We All Have Lessons to Learn From the Heartland Data Breach - Whether Board Member, Executive, or Professional

On January 20 of this year, Heartland Payment Systems reported that it suffered a data breach in 2008 — identified not by the company but by Visa and MasterCard’s monitoring programs. This was very significant because Heartland processes more than 100 million card transactions per month for about 250,000 customers.

Unnamed individuals had apparently placed malicious software on their servers with the intent to steal credit card information. Heartland asserted no merchant data, cardholders' Social Security numbers, or unencrypted personal identification numbers, addresses, or telephone numbers were compromised. It is also important for all of us because, according to their CEO, Heartland had received a passing grade on their Payment Card Industry (PCI) compliance and was relying on that external audit.

Board members, executives, IT security professionals, risk officers, compliance officers, and internal auditors should understand what happened, and there are valuable lessons to be learned.

Computerworld quoted Avivah Litan, an analyst at Gartner Inc.:

Given that Heartland processes more than 100 million card transactions per month, it is very possible that the number of compromised credit and debit cards is at least that much, if not more. ‘It does look like the biggest ever,’ Litan said. ... More radical security moves need to be taken by [the] payments industry as a whole to address the problem, she added. Such incidents show that the security requirements of the Payment Card Industry Data Security Standard being pushed by the major card companies [are] clearly not enough.”
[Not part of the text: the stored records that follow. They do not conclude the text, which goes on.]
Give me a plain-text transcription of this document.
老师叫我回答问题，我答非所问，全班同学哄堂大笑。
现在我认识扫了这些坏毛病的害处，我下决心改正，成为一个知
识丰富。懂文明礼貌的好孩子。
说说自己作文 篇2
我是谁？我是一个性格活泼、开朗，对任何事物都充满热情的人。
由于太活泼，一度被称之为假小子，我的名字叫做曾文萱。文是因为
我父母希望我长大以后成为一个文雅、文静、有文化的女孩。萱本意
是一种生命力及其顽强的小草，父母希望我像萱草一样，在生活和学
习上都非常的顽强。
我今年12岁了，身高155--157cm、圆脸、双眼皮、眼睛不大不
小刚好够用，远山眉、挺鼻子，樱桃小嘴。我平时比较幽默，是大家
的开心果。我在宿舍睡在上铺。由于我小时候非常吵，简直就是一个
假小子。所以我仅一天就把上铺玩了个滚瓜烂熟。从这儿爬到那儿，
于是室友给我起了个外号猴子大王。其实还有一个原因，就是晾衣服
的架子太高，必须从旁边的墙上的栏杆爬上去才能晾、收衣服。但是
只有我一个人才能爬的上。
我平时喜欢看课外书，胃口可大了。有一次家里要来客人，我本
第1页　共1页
In August, Heartland’s CEO, Robert Carr, responded to a Q&A from CSO Online. He explained how, in his opinion, PCI compliance auditors failed the company. He said:
The audits done by our QSAs (Qualified Security Assessors) were of no value whatsoever. To the extent that they were telling us we were secure beforehand, that we were PCI compliant, was a major problem. The QSAs in our shop didn’t even know this was a common attack vector being used against other companies. We learned that 300 other companies had been attacked by the same malware. I thought, ‘You’ve got to be kidding me.’ That people would know the exact attack vector and not tell major players in the industry is unthinkable to me. I still can't reconcile that.
In the post-Enron environment, the auditors have contracts with clients that essentially absolve them of gross negligence. The false reports we got for 6 years, we have no recourse. No grounds for litigation. That was a stunning thing to learn. In fairness to QSAs, their job is very difficult, but up until this point, we certainly didn’t understand the limitations of PCI and the entire assessment process. PCI compliance doesn’t mean secure. We and others were declared PCI compliant shortly before the intrusions.

A number of IT governance and security experts responded to the blaming of PCI auditors. Rich Mogull responded in an open letter, posted in his Securosis.com blog. Here are some excerpts:

“I completely agree that the current system of standards and audits contained in the Payment Card Industry Data Security Standard is flawed and unreliable as a breach-prevention mechanism. That said, your attempts to place the blame of your security breach on your QSAs, your external auditors, are disingenuous at best.
“As the CEO of a large public company you clearly understand the role of audits, assessments, and auditors. You are also fundamentally familiar with the concepts of enterprise risk management and your fiduciary responsibility as an officer of your company. Your attempts to shift responsibility to your QSA are the accounting equivalent of blaming your external auditor for failing to prevent the hijacking of an armored car.
“The role of your QSA is to assure your compliance with the standard, not secure your organization from attack. Their role isn’t even to assess your security defenses overall, but to make sure you meet the minimum standards of PCI.”

I don’t have any insider or special knowledge of the Heartland incident, but there are a number of important lessons that can be made learned by reflecting on the assertions by Carr and Mogull:

1. Boards and executives should understand what work is being done before placing reliance on it. Assurance providers should ensure their customers understand what assurance they are providing — and what they do not provide.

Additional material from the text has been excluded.